Politique Éditoriale

Enquêtes et Ancrages est une revue en ligne de recherche en sciences humaines et sociales. Elle est destinée aux chercheurs intéressés par la réflexion sur la démarche d’enquête et le travail de terrain. Son objectif n’est pas tant de fournir un arsenal d’outils et de recettes méthodologiques applicables sur divers terrains d’enquête, que de restituer des expériences de chercheurs issus de différentes disciplines et engagés sur des terrains aux contours multiples. Elle souhaite ainsi participer à la constitution d’une « bibliothèque de cas » (Tripier, 2007) permettant de mettre au jour et de réunir les savoir-faire et les postures, trop souvent implicites, des enquêteurs.

La ligne éditoriale de la revue ne s’inscrit pas dans une posture théorique particulière, mais part plutôt d’un constat : celui de la fragilité du dispositif d’administration de la preuve dans les sciences sociales. Enquêtes et Ancrages propose d’y remédier à sa mesure par une description fine des opérations de découvertes. Comment se négocie l’accès à un terrain ? Quelles formes concrètes peuvent prendre la tension entre décrire et raconter ? Par quel format d’écriture rendre publics les résultats d’une enquête ? Ou encore quelles sont les potentialités des technologies de l’information et de la communication dans la logique de découverte scientifique ? En somme, ce sont les différentes opérations engagées dans la démarche d’enquête et les nombreuses capacités d’ajustement qu’elle suppose, qui constituent l’objet autour duquel s’élabore la revue.

Ces constats et ce positionnement nous conduisent à proposer une épistémologie de la prudence, acceptant modestement que le monde social ne soit que partiellement intelligible. Prenant la mesure de l’incertitude du monde dans lequel il évolue et reconnaissant que l’intelligible n’advient qu’à la mesure de ses efforts, l’enquêteur ne s’apparente-t-il pas au phronimos capable d’articuler le général et le singulier, le régulier et l’inédit (Aubenque, 1963) ?

Une telle épistémologie se retrouve dans les précautions et le respect à l’égard du matériel empirique qui caractérise aussi bien la posture de certains historiens, sociologues, géographes ou linguistes. Prenant acte d’une telle unité épistémologique – sans pour autant verser dans l’exhortation d’une interdisciplinarité qui nierait les contraintes propres à chaque champ scientifique –, nous pensons que cette revue peut être le lieu d’échanges féconds entre des chercheurs ayant en commun le souci de leur ancrage empirique.
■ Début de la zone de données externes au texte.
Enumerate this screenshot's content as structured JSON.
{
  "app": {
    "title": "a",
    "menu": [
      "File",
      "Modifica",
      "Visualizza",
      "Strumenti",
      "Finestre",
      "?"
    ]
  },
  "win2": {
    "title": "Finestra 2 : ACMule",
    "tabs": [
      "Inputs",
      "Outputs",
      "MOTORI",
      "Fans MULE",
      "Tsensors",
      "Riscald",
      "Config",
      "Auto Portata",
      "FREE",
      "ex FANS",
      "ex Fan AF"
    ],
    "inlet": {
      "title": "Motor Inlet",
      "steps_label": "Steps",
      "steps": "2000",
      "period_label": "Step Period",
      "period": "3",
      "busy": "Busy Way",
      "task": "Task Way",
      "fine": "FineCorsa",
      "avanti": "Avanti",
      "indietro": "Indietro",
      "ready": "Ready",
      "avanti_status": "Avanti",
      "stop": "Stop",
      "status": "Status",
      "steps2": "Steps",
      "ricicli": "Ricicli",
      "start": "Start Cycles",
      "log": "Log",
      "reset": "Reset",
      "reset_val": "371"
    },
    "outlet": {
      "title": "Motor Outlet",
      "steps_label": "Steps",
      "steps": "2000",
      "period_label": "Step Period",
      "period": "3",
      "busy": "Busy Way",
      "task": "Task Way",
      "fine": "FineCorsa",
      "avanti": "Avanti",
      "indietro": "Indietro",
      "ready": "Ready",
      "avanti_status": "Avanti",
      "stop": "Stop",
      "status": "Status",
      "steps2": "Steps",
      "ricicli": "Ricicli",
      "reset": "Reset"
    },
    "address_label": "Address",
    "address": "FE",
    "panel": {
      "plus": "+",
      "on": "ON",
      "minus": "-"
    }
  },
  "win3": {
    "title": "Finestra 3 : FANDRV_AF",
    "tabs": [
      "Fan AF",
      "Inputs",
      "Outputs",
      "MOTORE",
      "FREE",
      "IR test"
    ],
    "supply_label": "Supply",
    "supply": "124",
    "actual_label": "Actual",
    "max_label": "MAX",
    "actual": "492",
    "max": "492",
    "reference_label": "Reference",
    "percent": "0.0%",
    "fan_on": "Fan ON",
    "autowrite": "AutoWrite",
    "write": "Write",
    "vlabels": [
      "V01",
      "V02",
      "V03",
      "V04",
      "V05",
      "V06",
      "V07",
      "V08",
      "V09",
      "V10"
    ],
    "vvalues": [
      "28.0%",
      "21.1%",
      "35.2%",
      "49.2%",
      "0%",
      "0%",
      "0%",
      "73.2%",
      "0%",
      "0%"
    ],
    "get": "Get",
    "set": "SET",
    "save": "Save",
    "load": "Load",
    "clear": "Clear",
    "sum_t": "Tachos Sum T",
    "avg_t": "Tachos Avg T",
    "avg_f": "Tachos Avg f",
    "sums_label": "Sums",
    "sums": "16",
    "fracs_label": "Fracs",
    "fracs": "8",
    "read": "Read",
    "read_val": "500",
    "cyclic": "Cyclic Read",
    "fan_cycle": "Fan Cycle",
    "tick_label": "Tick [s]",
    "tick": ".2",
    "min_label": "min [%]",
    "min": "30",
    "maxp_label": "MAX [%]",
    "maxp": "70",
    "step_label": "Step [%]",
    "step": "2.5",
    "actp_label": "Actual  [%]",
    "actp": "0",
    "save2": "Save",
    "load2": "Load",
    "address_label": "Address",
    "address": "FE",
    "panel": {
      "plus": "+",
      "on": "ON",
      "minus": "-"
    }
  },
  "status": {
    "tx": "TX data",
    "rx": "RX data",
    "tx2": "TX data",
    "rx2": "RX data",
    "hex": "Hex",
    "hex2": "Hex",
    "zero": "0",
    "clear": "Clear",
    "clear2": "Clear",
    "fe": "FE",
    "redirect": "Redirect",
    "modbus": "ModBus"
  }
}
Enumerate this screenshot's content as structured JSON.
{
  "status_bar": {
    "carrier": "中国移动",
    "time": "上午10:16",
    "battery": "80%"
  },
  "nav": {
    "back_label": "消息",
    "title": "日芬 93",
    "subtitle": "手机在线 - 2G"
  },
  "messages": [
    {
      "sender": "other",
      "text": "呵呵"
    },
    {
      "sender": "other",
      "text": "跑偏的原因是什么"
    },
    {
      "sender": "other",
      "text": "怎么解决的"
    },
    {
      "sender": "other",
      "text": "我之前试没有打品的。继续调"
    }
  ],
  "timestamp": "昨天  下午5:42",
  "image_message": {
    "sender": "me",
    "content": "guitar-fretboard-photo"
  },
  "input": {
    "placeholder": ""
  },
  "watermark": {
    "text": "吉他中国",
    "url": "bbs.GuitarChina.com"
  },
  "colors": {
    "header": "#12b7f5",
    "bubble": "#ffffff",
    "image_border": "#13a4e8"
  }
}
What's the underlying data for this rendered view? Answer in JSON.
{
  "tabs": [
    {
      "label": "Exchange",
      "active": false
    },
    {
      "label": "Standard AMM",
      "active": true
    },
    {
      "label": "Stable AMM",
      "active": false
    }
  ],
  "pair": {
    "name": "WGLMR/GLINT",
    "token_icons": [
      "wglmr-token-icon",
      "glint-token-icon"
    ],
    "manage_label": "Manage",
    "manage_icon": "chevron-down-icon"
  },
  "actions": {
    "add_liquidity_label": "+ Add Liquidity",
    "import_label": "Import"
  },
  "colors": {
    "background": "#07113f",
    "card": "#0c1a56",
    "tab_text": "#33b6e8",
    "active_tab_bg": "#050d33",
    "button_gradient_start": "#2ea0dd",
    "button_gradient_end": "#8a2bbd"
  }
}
Au-delà de leurs objets et de leurs problématiques singulières, nous nous intéressons donc aux difficultés et aux obstacles qu’ils rencontrent sur leurs terrains, aux ruses (Détienne, Vernant, 1974) qu’ils déploient et aux bricolages (Lévi-Strauss, 1962 ; De Certeau, 1980) qu’ils élaborent pour les dépasser. Accumulant de nombreux retours d’expériences, cette revue ne cherche pas à proposer un vain et désincarné « discours de la méthode ». Suivant le modèle du « bibliothécaire-voyageur » (Damien, 1992, 2003) il s’agit de renforcer l’exercice d’une prudence ouverte et systématique à l’œuvre dans les sciences sociales. 

Comme fondement de cette prudence, ne faut-il pas, élaborer à nouveaux frais une nouvelle conception de l’expérience ethnographique, insistant sur les transformations réciproques des interactants que réunit l’enquête ? Ces transformations ne doivent-elles pas se comprendre comme autant d’épreuves par lesquelles enquêteurs et enquêtés s’éprouvent les uns face aux autres, c’est-à-dire co/construisent leurs connaissances des situations où ils se trouvent engagés ? Plus qu’un acte clos sur lui-même, ne faut-il pas concevoir l’enquête comme un processus de totalisation toujours inachevée, non seulement parce qu’elle ne parvient qu’à des conclusions faillibles et donc, en un sens, provisoires, mais aussi et surtout parce qu’elle s’insère dans les histoires à jamais ouvertes des enquêtés comme des enquêteurs ? 

Afin d’enrichir cette bibliothèque de cas, nous proposons de réunir des textes « au fil du temps » sur le site d’Enquêtes et Ancrages. Nous ne procéderons pas à partir d’appels à contributions ponctuels mais en fonction de « rayonnages » que nous remplirons progressivement pour y faire circuler notre pensée entre des expériences diverses. Les auteurs intéressés sont donc invités à nous proposer leurs contributions au moment où ils les estiment partageables. Ces textes seront soumis, de manière anonyme, par le comité de rédaction, à deux évaluateurs extérieurs avant d’être mis en ligne et intégrés à notre bibliothèque.